The fact that the home was located in the United States does not alter this opinion.

Subsection 146.01(2)

Paragraph 146.01(2)(b)

Administrative Policy

7 January 2016 External T.I. 2015-0610201E5 F - HBP-Acquisition of a condominium unit

meaning of vacant possession

After referencing the vacant possession test, CRA stated (TaxInterpretations translation):

[W]hen the individual receives the keys to the unit, and the time at which it is agreed with the vendor that the individual can move in, are key factors.

Words and Phrases
vacant possession

Paragraph 146.01(2)(d)

Administrative Policy

5 October 2018 APFF Financial Strategies and Instruments Roundtable Q. 8, 2018-0761541C6 F - HBP withdrawals straddling two calendar years

factors considering in extending period for making backdated withdrawals

At the 2010 APFF Financial Strategies and Instruments Roundtable, a Finance representative indicated that one of the factors which CRA could take into account in determining whether an HBP withdrawal made after January of a year was to be deemed under s. 146.01(2)(d) to have been received at the end of the preceding year, was whether the RRSP balance at that year end was sufficiently elevated to support that withdrawal. If often occurs that a purchase that is made in one year does not close until after January of the following year.
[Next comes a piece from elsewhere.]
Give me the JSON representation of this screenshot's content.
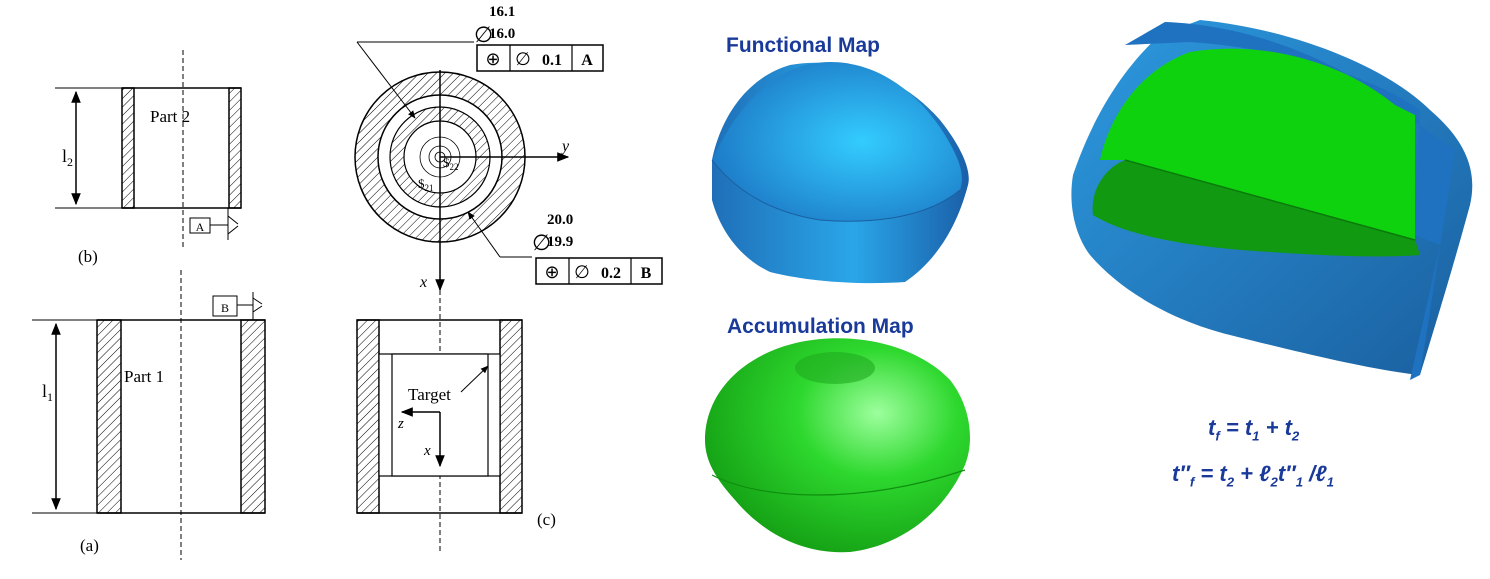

If the RRSP balance on December 31, 2017 is sufficient to cover the RRSP withdrawal subsequent to January of 2018, will CRA automatically apply its discretion under s. 146.01(2)(d) such that the withdrawal is deemed to have been made at the end of 2017; and which other factors if any does CRA take into account in exercising that discretion? CRA responded:

The mere fact that, in the situation described, the RRSP balance at December 31, 2017 is sufficient to cover the RRSP withdrawal made in 2018, at a time that is after January 2018, would not, in itself, be sufficient for that Ministerial discretion to be automatically applied, since only a full examination of the facts and circumstances of a particular situation can permit the exercise of that discretion.

In exercising her discretion, the Minister may consider, in addition to the RRSP balance at December 31, 2017, the dates on which the amounts required for withdrawal were contributed and the reasons for the withdrawals being made over a period that straddled two calendar years. However, this is not an exhaustive list. …

HBP participants who withdraw over more than one year will generally be contacted by the CRA to confirm details of their participation.